Iran’s Assembly of Experts convened in Qom under the shadow of fresh Israeli and American strikes that had already damaged their own building. In a rushed vote, they installed Mojtaba Khamenei - the 56-year-old son of the assassinated Supreme Leader - as the new Supreme Leader of the Islamic Republic. Israeli media, Iranian opposition channels, and multiple international reports confirm the Islamic Revolutionary Guard Corps (IRGC) applied heavy pressure to force this outcome. State media has stayed silent or vague, but the message is unmistakable: the regime is attempting a hereditary handover while bombs still fall on Tehran and Qom.

This is not succession. It is a farce.

Mojtaba Khamenei lacks the religious credentials of his father. He has never held high clerical office. He is a mid-level cleric at best, known more for business interests and IRGC ties than for scholarly authority. The Islamic Republic was founded on the explicit rejection of monarchy and hereditary rule. Ruhollah Khomeini himself railed against the Shah’s dynastic model. Now the mullahs have done exactly what they once condemned - turning the Supreme Leadership into a family business under duress from the very security apparatus that is supposed to serve the state.

The timing makes the illegitimacy even clearer. The Assembly of Experts met while Israeli jets struck their compound and while the regime was reeling from the loss of Ali Khamenei just days earlier in a precision strike on his Tehran compound. Reports from Reuters, Al Jazeera, and The New York Times describe a leadership in panic, scrambling to project continuity while explosions rocked the capital and southern Lebanon. This is not strength. It is desperation.

The IRGC’s fingerprints are everywhere. Multiple outlets, including NDTV and Iranian International, report that hardline commanders leaned on the clerics to fast-track Mojtaba and block any reformist or rival candidate. The Guard is not installing a leader; it is installing a figurehead it can control. In practice, real power will rest with IRGC commanders who already run the economy, the nuclear program, and the proxy militias. Mojtaba’s elevation changes nothing about the regime’s nature. It simply reveals its weakness.

This moment is the clearest proof yet that the Islamic Republic is terminal. A regime that must bomb its own succession process to survive has already lost the plot. Every day the West hesitates is another day the IRGC consolidates control behind a weak new face.
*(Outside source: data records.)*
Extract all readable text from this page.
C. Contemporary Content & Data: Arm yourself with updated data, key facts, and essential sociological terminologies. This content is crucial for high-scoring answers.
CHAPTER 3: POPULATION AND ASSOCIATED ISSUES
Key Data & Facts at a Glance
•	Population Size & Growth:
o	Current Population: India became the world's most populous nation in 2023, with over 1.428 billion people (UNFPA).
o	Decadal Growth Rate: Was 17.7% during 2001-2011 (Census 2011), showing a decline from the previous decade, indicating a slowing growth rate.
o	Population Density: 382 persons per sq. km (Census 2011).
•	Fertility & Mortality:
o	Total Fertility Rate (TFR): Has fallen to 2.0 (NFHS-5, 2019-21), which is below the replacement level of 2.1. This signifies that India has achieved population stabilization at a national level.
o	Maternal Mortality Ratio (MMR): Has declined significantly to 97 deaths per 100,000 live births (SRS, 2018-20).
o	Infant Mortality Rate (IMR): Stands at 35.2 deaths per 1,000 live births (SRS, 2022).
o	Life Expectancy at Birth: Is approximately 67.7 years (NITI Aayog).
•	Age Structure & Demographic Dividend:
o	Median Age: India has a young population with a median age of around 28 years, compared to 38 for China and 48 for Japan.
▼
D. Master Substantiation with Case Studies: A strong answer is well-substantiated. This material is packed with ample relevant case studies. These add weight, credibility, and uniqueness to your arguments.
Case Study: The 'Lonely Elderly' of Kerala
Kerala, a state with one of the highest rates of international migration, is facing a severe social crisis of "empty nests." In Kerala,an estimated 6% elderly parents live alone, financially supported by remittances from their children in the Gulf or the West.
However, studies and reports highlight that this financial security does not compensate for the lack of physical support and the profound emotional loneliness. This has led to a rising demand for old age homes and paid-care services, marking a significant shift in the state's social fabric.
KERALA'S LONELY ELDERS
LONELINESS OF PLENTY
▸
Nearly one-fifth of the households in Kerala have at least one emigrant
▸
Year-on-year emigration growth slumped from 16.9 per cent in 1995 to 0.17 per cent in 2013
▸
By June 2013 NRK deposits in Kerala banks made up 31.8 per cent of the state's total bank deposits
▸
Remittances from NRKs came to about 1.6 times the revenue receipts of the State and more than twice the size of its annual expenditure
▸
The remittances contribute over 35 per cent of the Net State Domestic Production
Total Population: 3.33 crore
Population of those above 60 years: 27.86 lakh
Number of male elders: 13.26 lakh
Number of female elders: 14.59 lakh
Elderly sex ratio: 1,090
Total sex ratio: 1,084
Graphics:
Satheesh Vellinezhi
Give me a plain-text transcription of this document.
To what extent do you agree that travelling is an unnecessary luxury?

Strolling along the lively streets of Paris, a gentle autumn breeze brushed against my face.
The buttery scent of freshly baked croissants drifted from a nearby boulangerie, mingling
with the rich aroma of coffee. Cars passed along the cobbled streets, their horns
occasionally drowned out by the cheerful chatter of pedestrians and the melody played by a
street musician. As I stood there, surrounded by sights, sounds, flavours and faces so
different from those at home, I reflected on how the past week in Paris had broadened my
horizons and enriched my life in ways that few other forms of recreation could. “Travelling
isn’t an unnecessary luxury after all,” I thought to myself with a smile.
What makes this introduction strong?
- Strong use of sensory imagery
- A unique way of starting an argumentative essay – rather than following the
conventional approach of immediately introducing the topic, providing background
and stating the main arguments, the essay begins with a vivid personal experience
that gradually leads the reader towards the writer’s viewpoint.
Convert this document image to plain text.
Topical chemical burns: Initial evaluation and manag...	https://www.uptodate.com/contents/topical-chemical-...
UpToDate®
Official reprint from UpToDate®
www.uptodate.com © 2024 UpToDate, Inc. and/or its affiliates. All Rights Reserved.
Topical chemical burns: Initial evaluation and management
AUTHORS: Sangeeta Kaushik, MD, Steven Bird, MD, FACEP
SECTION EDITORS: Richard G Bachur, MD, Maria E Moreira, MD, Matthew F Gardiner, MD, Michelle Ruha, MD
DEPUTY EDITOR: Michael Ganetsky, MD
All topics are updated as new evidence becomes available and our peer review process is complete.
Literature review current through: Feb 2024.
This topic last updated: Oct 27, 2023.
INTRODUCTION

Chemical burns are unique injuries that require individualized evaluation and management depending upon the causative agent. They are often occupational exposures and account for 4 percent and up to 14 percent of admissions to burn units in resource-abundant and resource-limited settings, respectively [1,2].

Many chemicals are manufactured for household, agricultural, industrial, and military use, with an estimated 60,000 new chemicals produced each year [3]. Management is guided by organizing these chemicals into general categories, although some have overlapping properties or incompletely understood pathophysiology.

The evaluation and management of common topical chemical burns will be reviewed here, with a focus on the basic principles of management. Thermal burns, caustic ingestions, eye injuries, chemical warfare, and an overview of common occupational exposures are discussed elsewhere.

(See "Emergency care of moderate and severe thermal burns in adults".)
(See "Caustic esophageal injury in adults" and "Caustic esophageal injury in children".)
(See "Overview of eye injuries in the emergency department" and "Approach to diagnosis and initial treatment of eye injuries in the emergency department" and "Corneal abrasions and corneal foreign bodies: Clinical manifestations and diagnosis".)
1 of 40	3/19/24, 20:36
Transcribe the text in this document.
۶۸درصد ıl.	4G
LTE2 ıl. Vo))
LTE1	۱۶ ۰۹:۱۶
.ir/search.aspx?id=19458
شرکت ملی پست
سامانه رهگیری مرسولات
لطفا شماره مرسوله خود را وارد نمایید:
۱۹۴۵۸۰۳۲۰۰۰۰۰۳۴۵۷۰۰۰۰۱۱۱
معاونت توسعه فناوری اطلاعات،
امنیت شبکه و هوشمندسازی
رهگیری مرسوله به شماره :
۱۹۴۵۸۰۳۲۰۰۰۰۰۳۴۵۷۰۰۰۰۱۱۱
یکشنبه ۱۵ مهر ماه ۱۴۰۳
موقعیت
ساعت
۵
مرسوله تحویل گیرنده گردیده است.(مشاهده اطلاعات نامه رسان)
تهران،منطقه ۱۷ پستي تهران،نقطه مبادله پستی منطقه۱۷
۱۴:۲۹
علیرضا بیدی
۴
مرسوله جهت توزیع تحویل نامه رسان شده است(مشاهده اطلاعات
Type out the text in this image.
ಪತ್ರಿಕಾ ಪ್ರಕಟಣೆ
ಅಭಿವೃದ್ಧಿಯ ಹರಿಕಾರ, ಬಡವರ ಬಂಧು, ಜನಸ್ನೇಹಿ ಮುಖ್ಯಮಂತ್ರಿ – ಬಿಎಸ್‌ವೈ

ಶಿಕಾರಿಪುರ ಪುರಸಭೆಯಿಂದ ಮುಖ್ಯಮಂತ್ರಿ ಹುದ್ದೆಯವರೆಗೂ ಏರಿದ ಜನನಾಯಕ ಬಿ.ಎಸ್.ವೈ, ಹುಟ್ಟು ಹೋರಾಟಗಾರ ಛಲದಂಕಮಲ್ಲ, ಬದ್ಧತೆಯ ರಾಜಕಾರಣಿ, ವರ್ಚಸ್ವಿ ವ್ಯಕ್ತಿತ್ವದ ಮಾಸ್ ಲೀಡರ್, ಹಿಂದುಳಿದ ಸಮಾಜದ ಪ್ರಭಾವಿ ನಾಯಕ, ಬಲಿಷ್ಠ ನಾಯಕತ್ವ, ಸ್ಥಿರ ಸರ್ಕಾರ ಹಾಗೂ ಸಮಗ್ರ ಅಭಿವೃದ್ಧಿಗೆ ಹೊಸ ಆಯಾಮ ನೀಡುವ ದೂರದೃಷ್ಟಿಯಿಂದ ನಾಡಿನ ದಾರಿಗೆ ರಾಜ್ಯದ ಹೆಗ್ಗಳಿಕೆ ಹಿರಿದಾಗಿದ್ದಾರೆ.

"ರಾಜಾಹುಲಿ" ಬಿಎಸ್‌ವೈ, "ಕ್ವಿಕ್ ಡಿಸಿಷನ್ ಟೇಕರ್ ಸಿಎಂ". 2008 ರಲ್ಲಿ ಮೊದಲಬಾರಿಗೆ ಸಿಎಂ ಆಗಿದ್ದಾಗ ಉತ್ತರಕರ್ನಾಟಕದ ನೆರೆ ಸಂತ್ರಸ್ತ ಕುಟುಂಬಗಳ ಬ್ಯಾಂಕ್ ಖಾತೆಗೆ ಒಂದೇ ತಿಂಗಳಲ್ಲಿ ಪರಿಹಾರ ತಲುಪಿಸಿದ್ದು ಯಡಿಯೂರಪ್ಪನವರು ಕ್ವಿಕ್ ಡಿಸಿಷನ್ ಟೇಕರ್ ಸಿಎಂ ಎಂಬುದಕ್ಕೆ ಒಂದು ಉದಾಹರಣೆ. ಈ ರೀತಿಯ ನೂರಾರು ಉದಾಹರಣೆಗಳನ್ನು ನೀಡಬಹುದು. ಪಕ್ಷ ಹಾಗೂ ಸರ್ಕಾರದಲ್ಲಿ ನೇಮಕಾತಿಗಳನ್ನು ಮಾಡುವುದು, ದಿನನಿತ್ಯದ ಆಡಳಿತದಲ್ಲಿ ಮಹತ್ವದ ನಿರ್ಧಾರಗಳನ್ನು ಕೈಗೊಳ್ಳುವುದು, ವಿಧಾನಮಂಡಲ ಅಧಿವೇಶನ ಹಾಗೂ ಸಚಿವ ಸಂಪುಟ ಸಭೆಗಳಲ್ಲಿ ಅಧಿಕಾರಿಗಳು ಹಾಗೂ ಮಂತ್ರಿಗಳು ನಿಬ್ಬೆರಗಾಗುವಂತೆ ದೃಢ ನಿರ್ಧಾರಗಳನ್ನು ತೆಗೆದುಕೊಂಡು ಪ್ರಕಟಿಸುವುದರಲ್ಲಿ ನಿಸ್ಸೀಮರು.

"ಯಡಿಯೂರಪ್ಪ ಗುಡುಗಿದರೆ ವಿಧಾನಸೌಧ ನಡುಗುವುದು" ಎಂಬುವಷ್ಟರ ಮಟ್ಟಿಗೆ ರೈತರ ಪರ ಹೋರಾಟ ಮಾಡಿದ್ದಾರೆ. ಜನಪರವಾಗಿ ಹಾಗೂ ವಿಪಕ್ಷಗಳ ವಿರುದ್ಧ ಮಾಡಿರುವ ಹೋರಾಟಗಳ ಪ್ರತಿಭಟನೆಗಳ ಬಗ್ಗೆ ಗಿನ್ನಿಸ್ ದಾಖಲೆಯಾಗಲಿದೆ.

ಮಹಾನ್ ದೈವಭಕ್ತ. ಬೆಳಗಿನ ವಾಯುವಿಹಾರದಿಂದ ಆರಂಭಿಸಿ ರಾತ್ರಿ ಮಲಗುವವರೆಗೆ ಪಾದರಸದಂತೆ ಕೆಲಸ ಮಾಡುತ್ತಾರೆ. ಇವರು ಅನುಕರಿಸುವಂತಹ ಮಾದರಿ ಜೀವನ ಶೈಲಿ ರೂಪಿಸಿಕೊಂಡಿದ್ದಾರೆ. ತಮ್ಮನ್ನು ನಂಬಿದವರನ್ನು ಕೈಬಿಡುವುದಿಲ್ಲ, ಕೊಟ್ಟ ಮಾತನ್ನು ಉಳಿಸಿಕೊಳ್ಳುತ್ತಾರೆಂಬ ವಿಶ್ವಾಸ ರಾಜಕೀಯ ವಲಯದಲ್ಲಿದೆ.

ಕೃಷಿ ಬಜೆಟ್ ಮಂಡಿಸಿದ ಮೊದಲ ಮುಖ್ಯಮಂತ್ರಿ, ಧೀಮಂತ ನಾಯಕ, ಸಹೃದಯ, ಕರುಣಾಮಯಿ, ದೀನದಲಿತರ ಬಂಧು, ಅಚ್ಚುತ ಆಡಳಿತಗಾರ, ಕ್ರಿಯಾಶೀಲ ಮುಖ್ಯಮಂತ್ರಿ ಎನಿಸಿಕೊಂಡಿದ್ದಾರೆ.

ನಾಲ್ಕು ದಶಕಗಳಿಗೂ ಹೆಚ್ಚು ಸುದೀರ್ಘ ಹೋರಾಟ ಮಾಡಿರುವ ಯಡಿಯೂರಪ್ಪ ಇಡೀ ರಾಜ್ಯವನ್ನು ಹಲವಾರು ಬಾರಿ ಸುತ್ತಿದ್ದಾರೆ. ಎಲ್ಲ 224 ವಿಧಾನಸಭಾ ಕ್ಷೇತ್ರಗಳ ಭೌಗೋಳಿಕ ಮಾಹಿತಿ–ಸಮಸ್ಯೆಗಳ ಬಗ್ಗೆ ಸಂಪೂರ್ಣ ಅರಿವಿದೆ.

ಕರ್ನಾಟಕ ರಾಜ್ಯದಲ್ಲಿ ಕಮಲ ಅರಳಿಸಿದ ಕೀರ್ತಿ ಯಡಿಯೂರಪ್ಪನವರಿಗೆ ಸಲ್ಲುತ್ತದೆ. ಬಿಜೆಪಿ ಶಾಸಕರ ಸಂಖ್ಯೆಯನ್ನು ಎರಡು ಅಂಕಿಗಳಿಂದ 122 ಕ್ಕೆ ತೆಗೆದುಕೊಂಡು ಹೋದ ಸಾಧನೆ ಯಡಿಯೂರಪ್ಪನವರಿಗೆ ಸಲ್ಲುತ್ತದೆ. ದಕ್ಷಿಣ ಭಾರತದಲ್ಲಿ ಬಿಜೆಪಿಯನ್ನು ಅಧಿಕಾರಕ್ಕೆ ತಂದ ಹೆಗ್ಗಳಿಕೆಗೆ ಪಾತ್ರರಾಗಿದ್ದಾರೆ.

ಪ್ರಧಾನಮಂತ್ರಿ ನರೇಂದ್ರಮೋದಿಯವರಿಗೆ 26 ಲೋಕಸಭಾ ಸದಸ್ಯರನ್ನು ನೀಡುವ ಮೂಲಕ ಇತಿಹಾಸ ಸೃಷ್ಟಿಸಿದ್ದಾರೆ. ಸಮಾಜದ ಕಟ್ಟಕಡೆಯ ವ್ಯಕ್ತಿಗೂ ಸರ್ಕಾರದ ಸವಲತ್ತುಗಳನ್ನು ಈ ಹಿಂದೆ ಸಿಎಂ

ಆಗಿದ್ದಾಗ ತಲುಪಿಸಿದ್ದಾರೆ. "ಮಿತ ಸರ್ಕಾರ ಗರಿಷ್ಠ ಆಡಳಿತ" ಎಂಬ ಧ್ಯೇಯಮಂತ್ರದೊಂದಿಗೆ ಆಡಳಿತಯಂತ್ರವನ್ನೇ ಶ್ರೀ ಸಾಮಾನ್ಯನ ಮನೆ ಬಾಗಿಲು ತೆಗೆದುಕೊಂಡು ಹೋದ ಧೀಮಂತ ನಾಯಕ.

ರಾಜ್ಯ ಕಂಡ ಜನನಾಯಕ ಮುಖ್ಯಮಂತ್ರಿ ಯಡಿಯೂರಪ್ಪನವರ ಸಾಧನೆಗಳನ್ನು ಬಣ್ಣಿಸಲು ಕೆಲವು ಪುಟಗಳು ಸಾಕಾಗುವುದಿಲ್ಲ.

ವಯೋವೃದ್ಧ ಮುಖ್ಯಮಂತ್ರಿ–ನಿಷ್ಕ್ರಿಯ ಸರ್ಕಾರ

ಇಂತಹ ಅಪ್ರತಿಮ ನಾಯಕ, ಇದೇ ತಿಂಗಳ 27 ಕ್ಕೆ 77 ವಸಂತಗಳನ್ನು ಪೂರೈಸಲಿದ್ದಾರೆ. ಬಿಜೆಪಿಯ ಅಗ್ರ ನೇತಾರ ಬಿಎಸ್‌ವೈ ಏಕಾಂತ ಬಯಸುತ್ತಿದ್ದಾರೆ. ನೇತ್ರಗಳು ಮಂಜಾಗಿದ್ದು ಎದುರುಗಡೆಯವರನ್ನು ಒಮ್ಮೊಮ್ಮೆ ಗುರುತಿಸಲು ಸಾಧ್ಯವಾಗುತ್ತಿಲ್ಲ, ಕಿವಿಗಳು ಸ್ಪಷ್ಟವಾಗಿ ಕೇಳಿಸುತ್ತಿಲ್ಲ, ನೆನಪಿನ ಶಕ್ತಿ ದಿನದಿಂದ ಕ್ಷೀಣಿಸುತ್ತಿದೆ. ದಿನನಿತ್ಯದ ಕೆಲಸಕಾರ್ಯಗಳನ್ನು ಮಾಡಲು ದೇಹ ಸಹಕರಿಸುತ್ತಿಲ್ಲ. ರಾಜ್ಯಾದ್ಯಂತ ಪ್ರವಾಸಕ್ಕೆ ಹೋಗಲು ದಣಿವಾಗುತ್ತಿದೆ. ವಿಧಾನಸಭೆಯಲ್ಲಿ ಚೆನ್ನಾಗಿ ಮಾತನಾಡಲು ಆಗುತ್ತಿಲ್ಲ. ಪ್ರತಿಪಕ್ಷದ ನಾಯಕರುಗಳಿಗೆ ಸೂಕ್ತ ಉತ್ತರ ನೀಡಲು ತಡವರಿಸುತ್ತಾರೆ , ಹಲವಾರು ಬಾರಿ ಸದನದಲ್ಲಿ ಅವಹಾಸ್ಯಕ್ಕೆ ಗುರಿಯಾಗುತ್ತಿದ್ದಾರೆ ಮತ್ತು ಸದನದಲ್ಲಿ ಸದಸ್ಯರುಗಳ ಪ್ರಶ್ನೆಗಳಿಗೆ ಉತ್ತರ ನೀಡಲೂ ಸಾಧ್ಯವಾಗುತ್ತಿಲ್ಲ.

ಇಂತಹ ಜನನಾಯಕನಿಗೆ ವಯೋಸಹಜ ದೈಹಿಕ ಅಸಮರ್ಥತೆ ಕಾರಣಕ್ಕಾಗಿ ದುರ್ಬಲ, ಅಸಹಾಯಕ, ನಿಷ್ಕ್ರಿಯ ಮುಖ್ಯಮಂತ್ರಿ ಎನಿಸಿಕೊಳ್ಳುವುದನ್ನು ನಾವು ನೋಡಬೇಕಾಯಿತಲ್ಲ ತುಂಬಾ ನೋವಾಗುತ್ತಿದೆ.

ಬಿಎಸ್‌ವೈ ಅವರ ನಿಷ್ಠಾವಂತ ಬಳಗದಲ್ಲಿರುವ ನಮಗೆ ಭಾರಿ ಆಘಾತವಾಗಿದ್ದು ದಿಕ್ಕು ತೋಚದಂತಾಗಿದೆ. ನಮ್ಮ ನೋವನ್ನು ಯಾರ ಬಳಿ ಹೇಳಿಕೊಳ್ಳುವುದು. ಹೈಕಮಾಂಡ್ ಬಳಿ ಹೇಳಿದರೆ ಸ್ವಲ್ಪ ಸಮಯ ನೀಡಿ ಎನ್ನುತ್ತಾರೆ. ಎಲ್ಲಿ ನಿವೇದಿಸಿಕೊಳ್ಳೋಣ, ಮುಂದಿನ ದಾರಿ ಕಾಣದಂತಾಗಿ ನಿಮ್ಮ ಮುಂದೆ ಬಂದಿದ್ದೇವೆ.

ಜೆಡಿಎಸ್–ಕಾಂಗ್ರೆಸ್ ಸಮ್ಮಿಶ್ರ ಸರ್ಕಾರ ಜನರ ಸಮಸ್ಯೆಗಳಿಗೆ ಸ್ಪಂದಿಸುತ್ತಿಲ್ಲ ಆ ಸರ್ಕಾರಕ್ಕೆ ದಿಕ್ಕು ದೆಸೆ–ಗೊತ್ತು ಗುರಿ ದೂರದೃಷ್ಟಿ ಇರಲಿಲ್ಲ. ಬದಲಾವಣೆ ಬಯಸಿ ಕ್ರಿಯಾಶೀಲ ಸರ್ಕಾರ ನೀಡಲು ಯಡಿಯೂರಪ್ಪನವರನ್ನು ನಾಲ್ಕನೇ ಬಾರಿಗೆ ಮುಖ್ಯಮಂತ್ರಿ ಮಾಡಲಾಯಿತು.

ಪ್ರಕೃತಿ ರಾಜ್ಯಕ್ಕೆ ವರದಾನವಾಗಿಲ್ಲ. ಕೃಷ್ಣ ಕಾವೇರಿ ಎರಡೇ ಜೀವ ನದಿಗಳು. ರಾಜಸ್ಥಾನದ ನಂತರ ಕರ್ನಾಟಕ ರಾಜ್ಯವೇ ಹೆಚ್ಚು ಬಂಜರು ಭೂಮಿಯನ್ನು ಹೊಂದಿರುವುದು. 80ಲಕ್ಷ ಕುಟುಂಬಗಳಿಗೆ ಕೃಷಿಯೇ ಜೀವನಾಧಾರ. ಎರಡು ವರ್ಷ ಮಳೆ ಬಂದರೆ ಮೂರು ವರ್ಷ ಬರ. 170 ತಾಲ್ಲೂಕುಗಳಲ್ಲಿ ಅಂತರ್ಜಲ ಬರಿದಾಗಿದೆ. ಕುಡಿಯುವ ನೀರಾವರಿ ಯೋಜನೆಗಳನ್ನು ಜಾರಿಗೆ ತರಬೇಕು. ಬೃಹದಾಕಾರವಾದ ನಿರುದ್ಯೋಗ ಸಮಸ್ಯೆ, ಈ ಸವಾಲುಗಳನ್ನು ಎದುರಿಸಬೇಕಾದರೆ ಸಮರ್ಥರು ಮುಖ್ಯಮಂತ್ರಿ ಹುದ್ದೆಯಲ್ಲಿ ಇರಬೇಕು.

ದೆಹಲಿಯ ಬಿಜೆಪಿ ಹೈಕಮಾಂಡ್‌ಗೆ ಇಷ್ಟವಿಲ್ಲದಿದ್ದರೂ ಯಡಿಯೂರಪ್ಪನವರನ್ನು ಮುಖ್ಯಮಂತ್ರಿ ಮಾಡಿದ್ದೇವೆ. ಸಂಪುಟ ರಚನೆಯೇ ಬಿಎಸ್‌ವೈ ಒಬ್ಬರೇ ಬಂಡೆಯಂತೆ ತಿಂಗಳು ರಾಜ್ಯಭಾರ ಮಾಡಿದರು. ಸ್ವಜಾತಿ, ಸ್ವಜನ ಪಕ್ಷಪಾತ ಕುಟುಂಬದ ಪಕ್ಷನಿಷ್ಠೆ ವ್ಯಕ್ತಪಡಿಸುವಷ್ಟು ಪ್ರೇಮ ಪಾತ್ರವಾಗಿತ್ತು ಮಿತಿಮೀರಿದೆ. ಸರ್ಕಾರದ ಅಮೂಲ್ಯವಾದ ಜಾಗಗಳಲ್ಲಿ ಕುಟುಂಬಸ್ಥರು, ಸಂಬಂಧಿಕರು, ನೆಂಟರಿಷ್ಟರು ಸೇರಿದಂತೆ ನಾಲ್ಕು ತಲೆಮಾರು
The United States and Israel must reject any calls for pause or negotiation. The campaign that began with the February 28 strikes on Tehran must accelerate. Targeted operations against IRGC command centers, missile production sites, nuclear facilities, and proxy infrastructure in Lebanon and elsewhere have already degraded the regime’s capabilities. Continuing and expanding these strikes will exploit the very instability the mullahs are trying to paper over.

At the same time, Washington should openly support genuine Iranian opposition voices - both inside the country and in the diaspora - who reject the entire system, not merely its latest figurehead. The goal is not regime reform. It is regime end.

The Strait of Hormuz crisis, the oil-price spike, and the drone attacks on Gulf targets show the regime’s only remaining card is economic blackmail. Naval escorts and insurance guarantees, as President Trump has signaled, can neutralize that threat. But the decisive blow comes from refusing to treat Mojtaba Khamenei as a legitimate interlocutor. He is a placeholder for a dying ideology.

History will record this week as the beginning of the end. The clerical dynasty has exposed itself as a hollow shell propped up by force. The civilized world must not blink. Intensify the pressure. Accelerate the campaign. The Islamic Republic’s collapse is no longer a question of if - only of when. And every day we delay hands the IRGC more time to regroup behind its new puppet.